Startups embrace “famtech”

by Anne Field

Startups embrace “famtech”

As more millennials become parents, they—and older folks, too—are turning to tech tools for help.

More than 17 million millennial women in the U.S. have become mothers, according to National Center for Health Statistics. And, of course, that demographic—people born 1981 to 1996—have digital technology, especially mobile phones, practically in their blood. So it’s only natural this generation of parents would look to their smartphones for assistance.

At the same time, as technology increasingly becomes an integral part of older folks’ lives, they’re also turning to tech tools for help with childcare and other family duties.

That’s why there’s an ever-growing population of tech companies are focusing on “famtech”—apps and websites aimed at helping parents and other relatives with child-rearing and a variety of family matters. Here’s a look at three such enterprises.

Facetime meets Kindle for kids

Kids who are read to regularly at home have significantly better learning outcomes than others, according to the National Center for Education Statistics. But what to do if you’re on a long-distance business trip and you won’t be back for bed-time? Sure, you can read a story over Skype, but the logistics are pretty awkward and inevitably you and your child aren’t on the same page, literally.

That’s the problem Miami-based Caribu is addressing. Founded in 2016, it has a platform through which grownups can engage with kids when they’re not in the same physical location.

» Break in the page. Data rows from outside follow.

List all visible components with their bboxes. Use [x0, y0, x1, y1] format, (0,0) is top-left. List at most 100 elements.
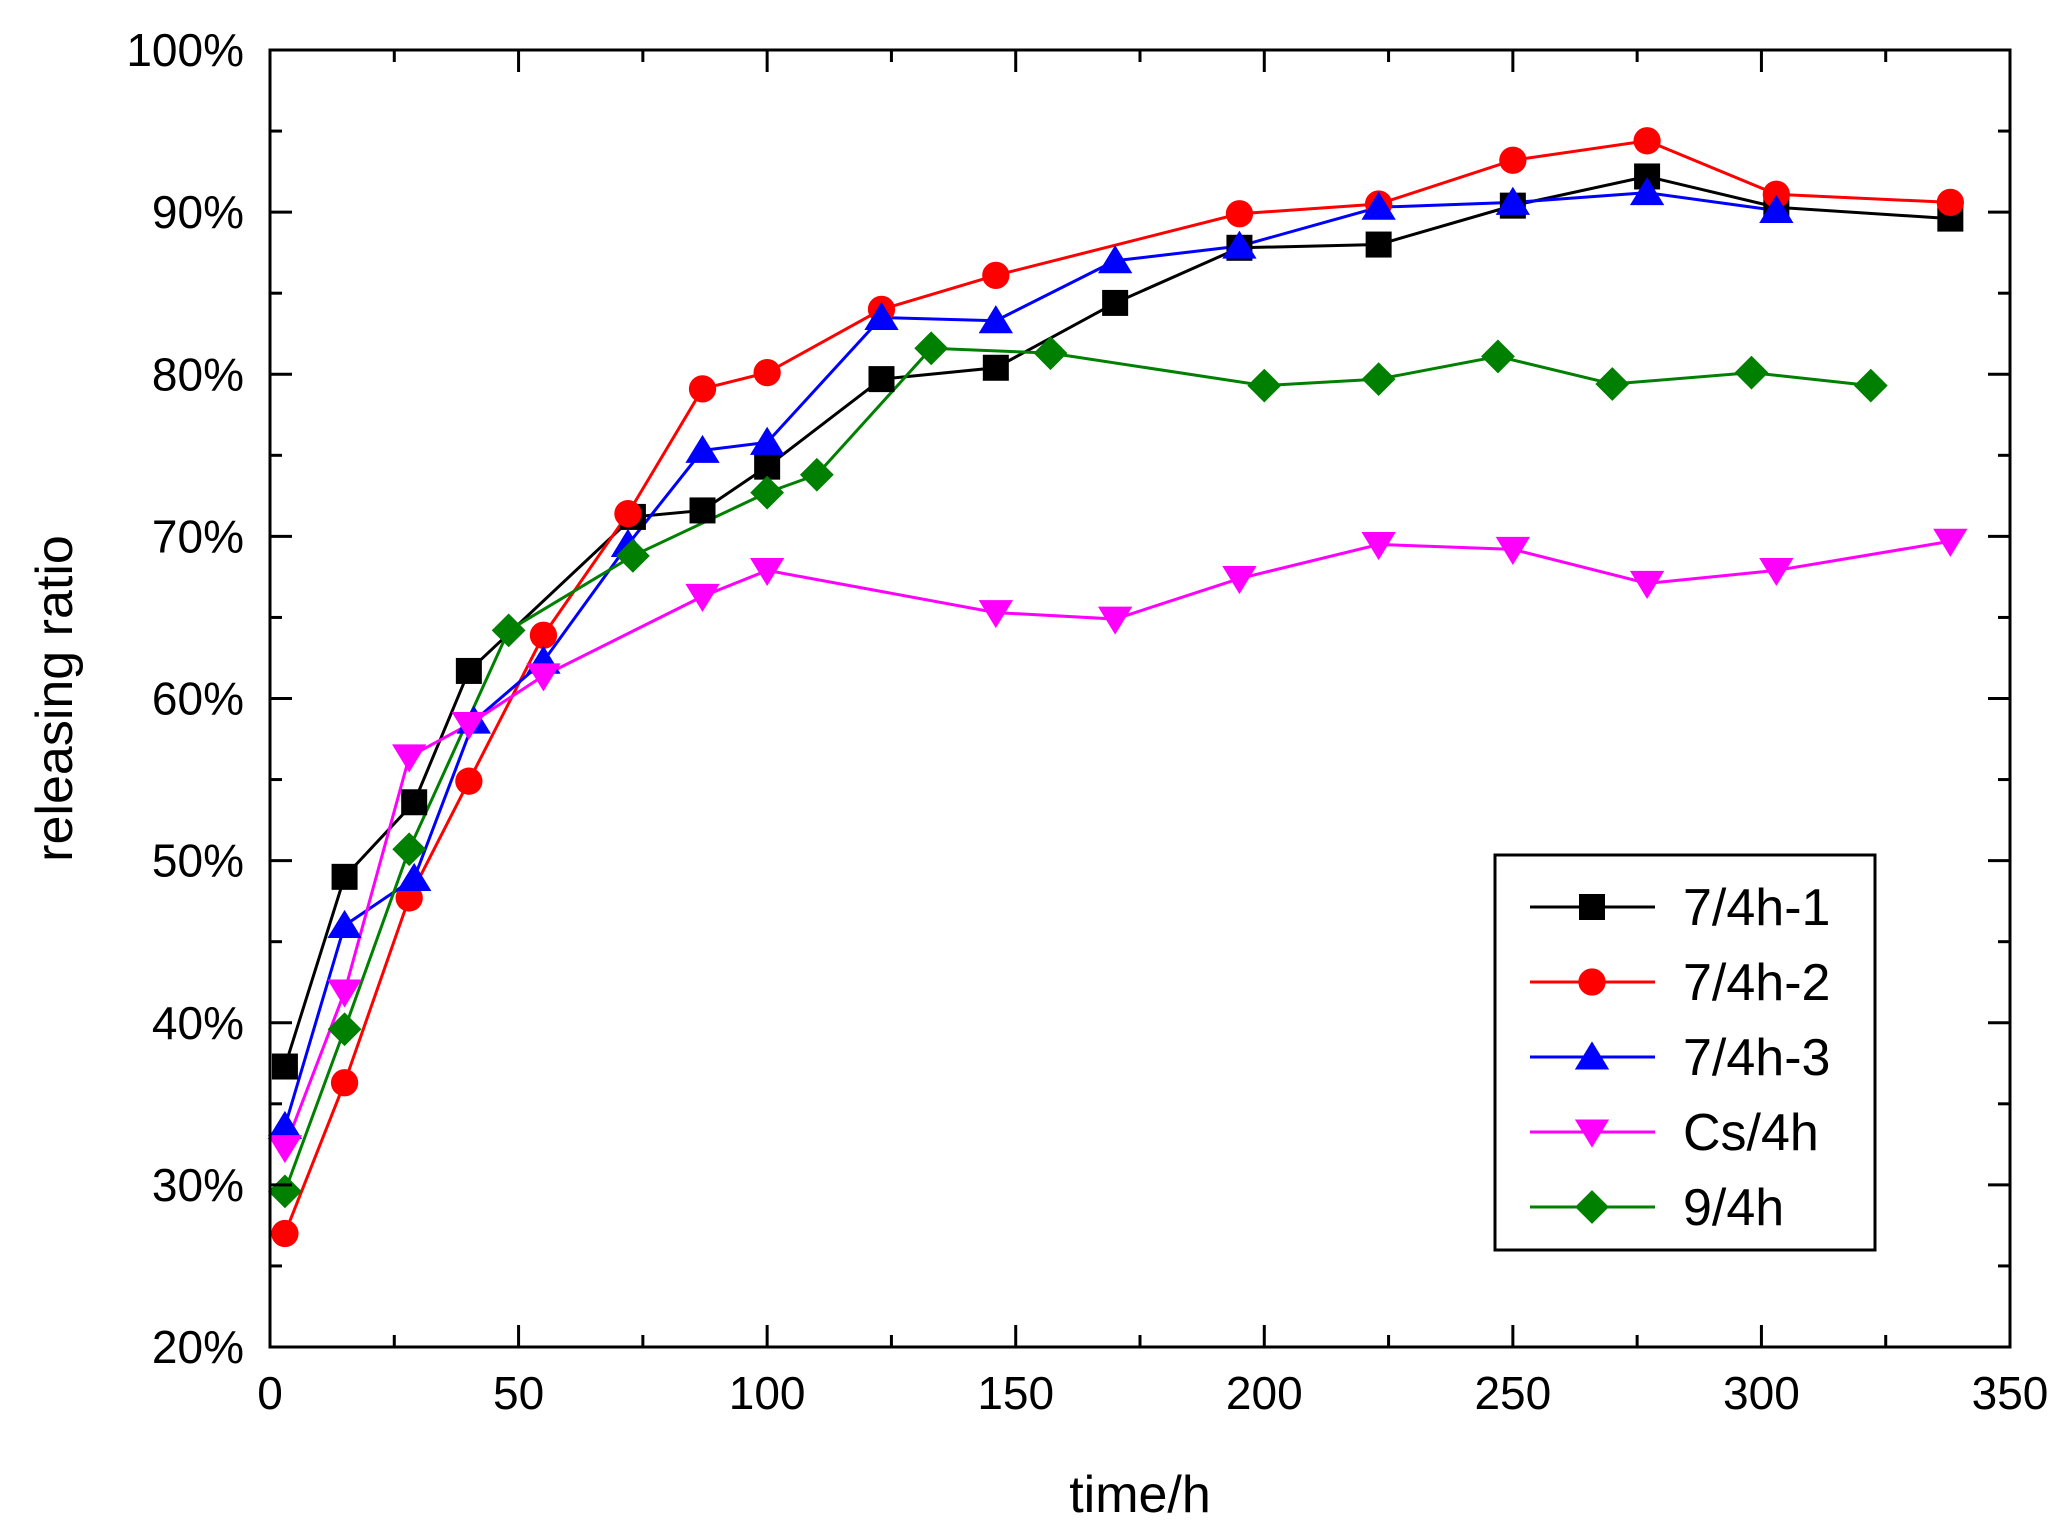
marker-diamond — [491, 613, 526, 648]
marker-triangle-up — [1097, 245, 1133, 274]
x-axis-title: time/h — [1069, 1466, 1211, 1524]
marker-circle — [1225, 200, 1254, 228]
x-tick-label: 200 — [1226, 1367, 1303, 1419]
marker-triangle-down — [1629, 570, 1665, 599]
marker-diamond — [1734, 355, 1769, 390]
marker-diamond — [914, 331, 949, 366]
marker-diamond — [392, 832, 427, 867]
marker-triangle-up — [267, 1110, 303, 1139]
legend-box — [1493, 853, 1877, 1252]
marker-triangle-up — [397, 862, 432, 891]
marker-triangle-down — [1574, 1119, 1610, 1148]
marker-square — [868, 366, 895, 393]
marker-triangle-up — [1629, 177, 1665, 206]
y-tick-label: 20% — [152, 1321, 244, 1373]
marker-triangle-down — [1759, 557, 1794, 587]
marker-circle — [1499, 146, 1527, 174]
marker-square — [271, 1053, 298, 1080]
x-tick-label: 50 — [493, 1367, 544, 1419]
marker-triangle-up — [864, 301, 899, 330]
series-line — [283, 139, 1951, 1235]
marker-triangle-down — [451, 711, 487, 741]
y-tick-label: 100% — [126, 24, 244, 76]
marker-triangle-down — [1097, 606, 1133, 635]
marker-triangle-up — [327, 909, 362, 938]
axes: 0 50 100 150 200 250 300 350 20% 30% 40% 50% 60% 70% 8… — [126, 24, 2048, 1419]
marker-triangle-down — [392, 744, 427, 773]
marker-circle — [982, 261, 1010, 290]
marker-square — [754, 453, 781, 480]
marker-diamond — [1575, 1190, 1609, 1224]
y-tick-label: 40% — [152, 997, 244, 1049]
marker-circle — [330, 1069, 359, 1097]
x-tick-label: 350 — [1972, 1367, 2049, 1419]
series-line — [283, 174, 1951, 1067]
x-tick-label: 100 — [729, 1367, 806, 1419]
x-tick-label: 300 — [1723, 1367, 1800, 1419]
marker-triangle-up — [1574, 1041, 1610, 1070]
marker-diamond — [1481, 339, 1515, 374]
marker-circle — [688, 375, 717, 403]
marker-diamond — [1247, 368, 1282, 403]
series-markers — [267, 127, 1968, 1248]
marker-triangle-down — [526, 663, 561, 692]
marker-diamond — [1033, 336, 1068, 371]
y-tick-label: 50% — [152, 835, 244, 887]
y-tick-label: 60% — [152, 673, 244, 725]
x-tick-label: 150 — [977, 1367, 1054, 1419]
marker-circle — [753, 358, 781, 387]
y-axis-title: releasing ratio — [26, 535, 84, 862]
marker-triangle-up — [685, 434, 720, 463]
marker-triangle-up — [1495, 186, 1531, 215]
marker-circle — [455, 767, 483, 795]
marker-triangle-down — [1495, 536, 1531, 565]
marker-circle — [395, 884, 423, 912]
marker-diamond — [1853, 368, 1888, 403]
legend-label: Cs/4h — [1683, 1104, 1819, 1162]
marker-triangle-up — [749, 426, 785, 455]
marker-triangle-down — [327, 979, 362, 1008]
marker-triangle-up — [978, 305, 1013, 334]
marker-triangle-up — [1361, 191, 1396, 220]
marker-triangle-down — [1361, 532, 1396, 561]
marker-circle — [1762, 180, 1790, 208]
y-tick-label: 70% — [152, 510, 244, 562]
x-tick-label: 250 — [1474, 1367, 1551, 1419]
legend-label: 7/4h-3 — [1683, 1029, 1830, 1087]
y-tick-label: 30% — [152, 1159, 244, 1211]
marker-square — [982, 354, 1009, 381]
marker-triangle-down — [1933, 528, 1968, 557]
legend-label: 9/4h — [1683, 1179, 1784, 1237]
marker-diamond — [799, 457, 834, 492]
marker-triangle-up — [1759, 194, 1794, 223]
marker-triangle-down — [978, 600, 1013, 629]
marker-circle — [1633, 127, 1661, 155]
marker-square — [455, 657, 482, 684]
marker-circle — [1936, 188, 1964, 217]
legend: 7/4h-1 7/4h-2 7/4h-3 Cs/4h 9/4h — [1493, 853, 1877, 1252]
marker-diamond — [268, 1174, 302, 1209]
marker-diamond — [327, 1012, 362, 1047]
marker-circle — [614, 500, 642, 528]
marker-diamond — [1595, 367, 1630, 401]
x-tick-label: 0 — [257, 1367, 283, 1419]
marker-diamond — [1361, 362, 1396, 397]
y-tick-label: 90% — [152, 186, 244, 238]
marker-circle — [1578, 968, 1606, 996]
marker-square — [1579, 894, 1605, 920]
series-line — [283, 191, 1777, 1127]
marker-diamond — [750, 475, 785, 510]
legend-label: 7/4h-2 — [1683, 954, 1830, 1012]
marker-square — [1365, 231, 1392, 258]
marker-circle — [529, 621, 558, 649]
marker-triangle-down — [1222, 566, 1257, 595]
marker-square — [401, 789, 428, 816]
marker-diamond — [616, 538, 650, 573]
marker-square — [331, 863, 358, 890]
marker-square — [689, 497, 716, 524]
legend-label: 7/4h-1 — [1683, 879, 1830, 937]
marker-triangle-down — [749, 557, 785, 587]
marker-triangle-down — [685, 583, 720, 612]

Specifically, it allows for video chatting, through which each party sees the same book at the same time on their screens, as well as the ability to draw and write. 

See also: Female-led STEM activities target young women

“Think of it like Facetime meets Kindle for kids,” says CEO Maxeme Tuchman.

To that end, the platform includes a library with dozens of books for kids, from infancy to 12 years old, including educational workbooks. So if a child is learning to write, say, the letter “A”, you can practice together in real-time.

“It looks like a ghost is drawing on your screen,” says Tuchman. “But the child is drawing on the other end and you see it on your side.”

The platform is aimed not only at millennials, but also grandparents and military parents deployed far away. In fact, Caribu’s founders came up with the idea after seeing a picture of a soldier awkwardly holding up a book to a webcam, in a somewhat successful attempt to share the pictures with his child.

A private virtual messenger platform to show off your little ones 

Parents want to share news and pictures of their kids with family via social media. But, especially if a lot of people are involved, they often face a maze of different messaging, photo sharing and other apps.

Enter Edinborough-based Kindaba. Launched in 2017, it offers what the company calls a “private virtual messenger” platform. Its app consolidates family communications into a private platform, allowing people to share pictures and videos, make and receive calls and send messages with just their family network. A machine learning capability allows the system to pinpoint what you like and not pester you with stuff you’re not likely to care about. Also, it’s ad-free, so there are no worries about ad targeting software, and Kindaba doesn’t sell users’ data.

See also: Innovative new apps helps Brazil's economy

While families can share whatever they like, “the main reason people come on is to share photos of their children,” says Gelb.

The company is hoping to ride the current wave of interest in more defined social networks. With that in mind, it’s built a platform shaped to family communication.

“Our take is that your family persona is different from the persona you have with your friends,” says Gelb. The platform is still in beta.

Baby monitor 2.0

Kurt Workman’s wife had several heart operations when she was a baby. And a cardiologist told her that her kids would be at a higher risk for similar health problems. So, around 2013, when they started thinking about having kids, Workman, a chemical engineer, decided he needed a better way to keep track of his babies’ heart rates.

When Workman heard about pulse oximetry he knew he’d found the key. A test for measuring the oxygen level of the blood, it’s an easy way to tell how efficiently oxygen is being sent to other parts of your body. “I thought it would be amazing as a parent to know if my baby needs my attention when he’s sleeping,” he says.

He and Zack Bomsta, an electrical engineer friend, teamed up and built the Owlet Smart Sock and a company called Owlet to sell it. Introduced in 2015, it’s made of a material with sensors that wraps around a baby’s foot to track heart rate, oxygen levels and sleep. A base station glows green to let you know everything is okay. Should heart rate or oxygen levels leave preset zones, it notifies you with lights and sounds. According to Workman, research shows that parents report greater peace of mind when using it. 

The company, which is based in Salt Lake City, also recently introduced a second product, a video camera with night vision and two-way audio that connects to a smartphone, letting parents see and hear their baby, as well as check on heart rate and oxygen levels.